王莽の妻は宜春侯王氏(王咸)の娘であった。
つまり、王莽の妻も王さんだったのである。
中国は古代から同“姓”婚が禁じられているはずだ。
この婚姻に問題はなかったのだろうか。
さて、ここでちょっと余談。
このブログでは今まで分けてなかったが、姓と氏とは本来違うものである。
もともと血統を表すものとして姓があり、地位や封地などから家柄をあらわすものとして氏が発生した。*1
日本的に例えると、*2伊豆に住んだ藤原さんが伊藤さんになった。この場合、藤原が姓で、伊藤が氏である。
話を戻す。
禁じられているのはあくまでも同“姓”婚である。
この二つの王氏はあくまでも“氏”がおなじだけで、姓は違うのかもしれない。
ということで、少し見てみる。
『通志』王氏
王氏有四,有姫姓之王,有媯姓之王,有子姓之王,有外國姓之王,姬姓之王有二族,媯姓之王有一族,子姓之王有一族,外國姓之王有四族。
王氏となった姓には四種類あったという。
姫姓、媯姓、子姓、そして外国(高麗)の姓である。
『漢書』巻九十八 元后伝
黄帝姓姚氏,八世生虞舜。舜起媯汭,以媯為姓。至周武王封舜後媯滿於陳,是為胡公,十三世生完。完字敬仲,犇齊,齊桓公以為卿,姓田氏。十一世,田和有齊國,(三)〔二〕世稱王,至王建為秦所滅。項羽起,封建孫安為濟北王。至漢興,安失國,齊人謂之「王家」,因以為氏。
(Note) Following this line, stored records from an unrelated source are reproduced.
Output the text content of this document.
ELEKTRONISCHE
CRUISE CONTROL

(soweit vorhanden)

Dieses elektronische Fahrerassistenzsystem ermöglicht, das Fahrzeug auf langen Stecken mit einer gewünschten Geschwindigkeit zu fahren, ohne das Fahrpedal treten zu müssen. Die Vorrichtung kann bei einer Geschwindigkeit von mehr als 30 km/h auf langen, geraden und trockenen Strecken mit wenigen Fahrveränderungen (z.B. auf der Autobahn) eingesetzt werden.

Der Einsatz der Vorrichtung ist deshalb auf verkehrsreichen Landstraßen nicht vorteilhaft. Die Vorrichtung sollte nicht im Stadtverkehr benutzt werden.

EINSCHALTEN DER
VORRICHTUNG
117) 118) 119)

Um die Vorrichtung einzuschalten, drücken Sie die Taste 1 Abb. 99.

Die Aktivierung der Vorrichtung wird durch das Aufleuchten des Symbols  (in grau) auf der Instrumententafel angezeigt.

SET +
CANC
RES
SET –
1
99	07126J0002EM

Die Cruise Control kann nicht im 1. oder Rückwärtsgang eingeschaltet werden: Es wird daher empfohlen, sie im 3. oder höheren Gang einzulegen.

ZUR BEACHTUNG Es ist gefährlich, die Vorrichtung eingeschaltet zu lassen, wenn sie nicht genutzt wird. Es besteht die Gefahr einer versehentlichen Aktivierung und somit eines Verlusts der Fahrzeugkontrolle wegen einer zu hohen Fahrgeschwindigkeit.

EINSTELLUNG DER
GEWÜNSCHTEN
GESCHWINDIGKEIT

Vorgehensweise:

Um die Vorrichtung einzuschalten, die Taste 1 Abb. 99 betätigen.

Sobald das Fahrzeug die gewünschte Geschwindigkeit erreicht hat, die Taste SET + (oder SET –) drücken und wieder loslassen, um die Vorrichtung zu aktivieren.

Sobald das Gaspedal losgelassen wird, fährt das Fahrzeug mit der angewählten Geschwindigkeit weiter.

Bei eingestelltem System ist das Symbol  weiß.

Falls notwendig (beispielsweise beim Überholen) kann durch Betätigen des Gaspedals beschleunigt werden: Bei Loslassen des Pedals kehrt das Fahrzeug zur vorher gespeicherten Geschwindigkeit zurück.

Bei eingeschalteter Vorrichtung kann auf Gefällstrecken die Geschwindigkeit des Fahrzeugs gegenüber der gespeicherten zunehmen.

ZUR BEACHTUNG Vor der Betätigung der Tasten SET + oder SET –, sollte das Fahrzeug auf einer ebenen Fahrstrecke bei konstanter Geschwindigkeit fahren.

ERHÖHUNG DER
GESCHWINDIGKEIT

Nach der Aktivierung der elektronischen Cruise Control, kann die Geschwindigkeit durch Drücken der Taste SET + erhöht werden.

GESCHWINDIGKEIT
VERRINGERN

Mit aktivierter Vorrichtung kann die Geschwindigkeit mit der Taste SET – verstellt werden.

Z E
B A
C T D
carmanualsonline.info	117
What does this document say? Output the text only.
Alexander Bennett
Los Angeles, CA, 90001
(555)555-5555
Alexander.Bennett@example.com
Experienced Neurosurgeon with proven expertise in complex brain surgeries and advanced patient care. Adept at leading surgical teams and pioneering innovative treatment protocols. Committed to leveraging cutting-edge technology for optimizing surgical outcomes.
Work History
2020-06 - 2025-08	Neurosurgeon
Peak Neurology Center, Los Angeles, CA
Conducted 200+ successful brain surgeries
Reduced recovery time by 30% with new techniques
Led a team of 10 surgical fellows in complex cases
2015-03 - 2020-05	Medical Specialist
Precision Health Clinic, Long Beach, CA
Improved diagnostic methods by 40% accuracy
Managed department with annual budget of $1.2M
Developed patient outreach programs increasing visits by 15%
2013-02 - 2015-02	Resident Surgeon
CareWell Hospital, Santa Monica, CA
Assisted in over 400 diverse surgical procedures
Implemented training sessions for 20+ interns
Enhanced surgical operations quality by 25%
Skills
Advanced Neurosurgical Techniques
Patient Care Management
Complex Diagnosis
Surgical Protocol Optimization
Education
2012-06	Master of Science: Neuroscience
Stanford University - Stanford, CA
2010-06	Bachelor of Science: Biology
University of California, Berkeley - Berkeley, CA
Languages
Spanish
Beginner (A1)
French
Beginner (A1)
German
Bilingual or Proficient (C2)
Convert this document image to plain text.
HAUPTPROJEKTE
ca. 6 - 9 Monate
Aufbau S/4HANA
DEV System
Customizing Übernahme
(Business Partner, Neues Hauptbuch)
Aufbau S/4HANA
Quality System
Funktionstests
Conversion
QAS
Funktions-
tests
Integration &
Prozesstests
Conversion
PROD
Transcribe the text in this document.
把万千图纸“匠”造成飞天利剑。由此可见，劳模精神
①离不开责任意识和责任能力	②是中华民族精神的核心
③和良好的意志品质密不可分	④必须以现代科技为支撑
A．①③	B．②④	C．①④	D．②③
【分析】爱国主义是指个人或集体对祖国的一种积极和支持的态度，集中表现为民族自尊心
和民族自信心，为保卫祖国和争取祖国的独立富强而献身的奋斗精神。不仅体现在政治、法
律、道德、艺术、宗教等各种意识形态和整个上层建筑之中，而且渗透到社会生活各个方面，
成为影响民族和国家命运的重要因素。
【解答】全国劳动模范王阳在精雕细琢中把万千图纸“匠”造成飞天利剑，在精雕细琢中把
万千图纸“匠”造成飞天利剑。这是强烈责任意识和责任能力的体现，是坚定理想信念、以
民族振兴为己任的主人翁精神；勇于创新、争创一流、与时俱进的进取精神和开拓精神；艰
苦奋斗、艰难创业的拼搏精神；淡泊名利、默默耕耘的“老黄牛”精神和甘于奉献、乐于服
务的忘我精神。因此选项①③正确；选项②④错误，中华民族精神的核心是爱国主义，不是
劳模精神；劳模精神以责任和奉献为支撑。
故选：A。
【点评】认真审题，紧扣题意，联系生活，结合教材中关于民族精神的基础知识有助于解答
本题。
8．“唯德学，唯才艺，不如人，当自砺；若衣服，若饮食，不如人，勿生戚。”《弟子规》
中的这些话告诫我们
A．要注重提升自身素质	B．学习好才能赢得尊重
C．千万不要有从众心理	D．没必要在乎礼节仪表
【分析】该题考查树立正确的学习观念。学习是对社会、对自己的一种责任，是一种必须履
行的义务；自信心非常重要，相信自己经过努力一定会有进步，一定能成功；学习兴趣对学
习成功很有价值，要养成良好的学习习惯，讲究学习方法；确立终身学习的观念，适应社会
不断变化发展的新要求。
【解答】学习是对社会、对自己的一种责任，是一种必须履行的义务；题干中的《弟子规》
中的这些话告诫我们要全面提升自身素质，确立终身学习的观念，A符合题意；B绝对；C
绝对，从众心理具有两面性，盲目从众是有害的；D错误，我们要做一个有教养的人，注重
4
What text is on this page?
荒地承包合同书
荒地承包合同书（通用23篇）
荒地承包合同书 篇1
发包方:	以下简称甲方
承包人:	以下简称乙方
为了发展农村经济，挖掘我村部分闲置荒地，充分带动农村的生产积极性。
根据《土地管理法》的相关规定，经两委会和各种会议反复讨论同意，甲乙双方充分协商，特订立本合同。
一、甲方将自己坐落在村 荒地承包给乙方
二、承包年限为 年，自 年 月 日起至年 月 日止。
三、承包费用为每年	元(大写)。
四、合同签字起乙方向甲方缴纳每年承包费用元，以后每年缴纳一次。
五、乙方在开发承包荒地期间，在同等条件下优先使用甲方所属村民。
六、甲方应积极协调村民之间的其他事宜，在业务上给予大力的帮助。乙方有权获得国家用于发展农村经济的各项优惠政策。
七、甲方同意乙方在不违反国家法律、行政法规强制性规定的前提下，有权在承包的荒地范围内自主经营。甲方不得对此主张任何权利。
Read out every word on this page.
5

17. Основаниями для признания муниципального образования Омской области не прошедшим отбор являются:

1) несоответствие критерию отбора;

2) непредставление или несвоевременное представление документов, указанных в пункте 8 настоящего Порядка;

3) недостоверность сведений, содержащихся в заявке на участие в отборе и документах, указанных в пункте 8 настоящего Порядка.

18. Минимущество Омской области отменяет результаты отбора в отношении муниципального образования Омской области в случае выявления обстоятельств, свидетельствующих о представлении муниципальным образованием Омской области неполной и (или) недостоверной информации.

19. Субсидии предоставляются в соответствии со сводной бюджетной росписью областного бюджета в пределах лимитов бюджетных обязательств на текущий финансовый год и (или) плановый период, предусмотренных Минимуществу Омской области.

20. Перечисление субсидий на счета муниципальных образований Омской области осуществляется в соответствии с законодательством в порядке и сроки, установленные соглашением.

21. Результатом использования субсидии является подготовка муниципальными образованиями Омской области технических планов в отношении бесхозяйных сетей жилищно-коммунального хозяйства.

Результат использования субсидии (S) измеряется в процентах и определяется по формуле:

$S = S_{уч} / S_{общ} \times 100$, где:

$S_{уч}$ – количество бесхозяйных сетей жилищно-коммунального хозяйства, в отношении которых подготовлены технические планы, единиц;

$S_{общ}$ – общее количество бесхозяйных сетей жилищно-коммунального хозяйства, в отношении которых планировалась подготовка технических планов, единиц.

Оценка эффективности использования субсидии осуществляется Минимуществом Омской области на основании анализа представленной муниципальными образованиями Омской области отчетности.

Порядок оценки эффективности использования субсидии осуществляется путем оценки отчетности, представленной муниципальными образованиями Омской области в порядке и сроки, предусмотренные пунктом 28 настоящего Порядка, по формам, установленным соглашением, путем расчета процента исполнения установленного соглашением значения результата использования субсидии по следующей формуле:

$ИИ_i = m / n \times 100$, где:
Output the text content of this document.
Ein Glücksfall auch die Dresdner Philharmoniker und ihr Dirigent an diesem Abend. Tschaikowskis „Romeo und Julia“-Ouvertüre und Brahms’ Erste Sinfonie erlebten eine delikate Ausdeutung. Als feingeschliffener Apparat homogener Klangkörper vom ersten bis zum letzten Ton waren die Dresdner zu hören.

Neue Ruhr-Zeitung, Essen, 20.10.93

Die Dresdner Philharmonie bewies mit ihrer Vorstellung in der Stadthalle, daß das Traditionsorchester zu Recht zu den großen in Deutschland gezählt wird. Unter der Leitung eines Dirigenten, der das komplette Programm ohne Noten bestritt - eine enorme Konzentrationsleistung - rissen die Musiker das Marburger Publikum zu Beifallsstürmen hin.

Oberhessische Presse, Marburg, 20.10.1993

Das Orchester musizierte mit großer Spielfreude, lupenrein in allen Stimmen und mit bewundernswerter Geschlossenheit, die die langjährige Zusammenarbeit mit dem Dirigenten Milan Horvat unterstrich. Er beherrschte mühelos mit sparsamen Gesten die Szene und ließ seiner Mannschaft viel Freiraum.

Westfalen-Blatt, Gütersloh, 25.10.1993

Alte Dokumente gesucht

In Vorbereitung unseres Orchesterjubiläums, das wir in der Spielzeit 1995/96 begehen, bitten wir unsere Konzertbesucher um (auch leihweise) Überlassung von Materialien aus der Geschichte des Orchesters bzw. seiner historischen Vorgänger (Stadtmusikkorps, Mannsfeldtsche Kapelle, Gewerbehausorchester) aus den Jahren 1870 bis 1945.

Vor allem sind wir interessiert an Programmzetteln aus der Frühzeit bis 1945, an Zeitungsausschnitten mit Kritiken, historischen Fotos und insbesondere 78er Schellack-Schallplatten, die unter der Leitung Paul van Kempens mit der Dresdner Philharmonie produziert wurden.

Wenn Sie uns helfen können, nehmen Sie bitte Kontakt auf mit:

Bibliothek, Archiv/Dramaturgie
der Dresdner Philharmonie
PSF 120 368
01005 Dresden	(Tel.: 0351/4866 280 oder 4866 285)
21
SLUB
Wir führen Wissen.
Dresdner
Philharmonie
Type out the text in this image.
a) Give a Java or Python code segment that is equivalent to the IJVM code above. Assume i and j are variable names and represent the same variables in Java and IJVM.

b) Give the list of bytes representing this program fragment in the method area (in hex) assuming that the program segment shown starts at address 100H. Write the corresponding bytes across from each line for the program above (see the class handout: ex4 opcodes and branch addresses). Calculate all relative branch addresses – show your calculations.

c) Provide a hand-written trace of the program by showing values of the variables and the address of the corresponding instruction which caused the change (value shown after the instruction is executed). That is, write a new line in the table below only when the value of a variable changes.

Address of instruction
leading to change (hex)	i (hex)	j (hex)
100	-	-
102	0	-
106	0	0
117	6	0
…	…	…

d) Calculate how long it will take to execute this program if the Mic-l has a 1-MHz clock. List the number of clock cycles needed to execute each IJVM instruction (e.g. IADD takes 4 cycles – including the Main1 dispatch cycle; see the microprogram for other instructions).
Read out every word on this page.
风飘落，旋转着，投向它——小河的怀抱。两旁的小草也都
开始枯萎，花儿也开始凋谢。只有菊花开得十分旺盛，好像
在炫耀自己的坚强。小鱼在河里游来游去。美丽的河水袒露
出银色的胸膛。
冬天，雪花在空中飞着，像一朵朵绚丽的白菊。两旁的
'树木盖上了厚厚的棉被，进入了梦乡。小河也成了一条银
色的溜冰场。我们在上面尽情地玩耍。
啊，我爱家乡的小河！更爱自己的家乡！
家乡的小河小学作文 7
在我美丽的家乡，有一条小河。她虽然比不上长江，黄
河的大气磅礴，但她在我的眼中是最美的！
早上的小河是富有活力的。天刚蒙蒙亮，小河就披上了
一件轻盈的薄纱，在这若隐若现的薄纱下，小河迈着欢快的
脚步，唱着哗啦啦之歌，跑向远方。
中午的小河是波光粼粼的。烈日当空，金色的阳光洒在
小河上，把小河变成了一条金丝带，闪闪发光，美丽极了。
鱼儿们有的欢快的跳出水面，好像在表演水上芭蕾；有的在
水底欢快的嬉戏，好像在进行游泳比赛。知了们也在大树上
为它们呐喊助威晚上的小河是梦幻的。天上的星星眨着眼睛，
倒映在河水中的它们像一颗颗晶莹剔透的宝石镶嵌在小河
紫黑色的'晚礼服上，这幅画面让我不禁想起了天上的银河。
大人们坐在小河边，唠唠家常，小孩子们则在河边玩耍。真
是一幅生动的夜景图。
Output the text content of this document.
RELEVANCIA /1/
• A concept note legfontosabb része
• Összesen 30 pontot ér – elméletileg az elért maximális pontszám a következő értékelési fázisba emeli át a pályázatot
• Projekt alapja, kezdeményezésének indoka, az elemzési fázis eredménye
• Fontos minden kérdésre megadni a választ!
王莽自作の系図によれば彼の出自は、戦国時代に斉を簒奪した田氏であるという。*3
さらに田氏の姓は媯であった。ということで、王莽の姓は媯である。
次に奥さんの王氏。宜春侯の王氏の出身は済南である。*4
王莽による策命に次のようにある
黄帝二十五子,分賜厥姓十有二氏。虞氏之先,受姓曰姚,其在陶唐曰媯,在周曰陳,在齊曰田,在濟南曰王。姚、媯、陳、田、王氏凡五姓者,皆黄、虞苗裔。(中略)其元城王氏,勿令相嫁娶,以別族理親焉。
陶唐時代は媯姓、周代は陳氏、斉(春秋戦国時代)では田氏、済南にある時(漢代)には王氏であった。
姚、媯、陳、田、王氏は同族だから、王莽の一族である元城王氏はこれらの氏姓と互いに通婚してはならない。
「済南にある時(漢代)には王氏であった。」!?
……。
済南の王氏は媯姓の可能性がある。
思いっきり同姓である。
しかも通婚禁じてるのに自分自身は王氏と結婚してるとか……。
同姓かどうかははっきり断じることはできない。
しかしこれは同姓婚の疑いをかけられていてもおかしくないような婚姻であったのではないだろうか。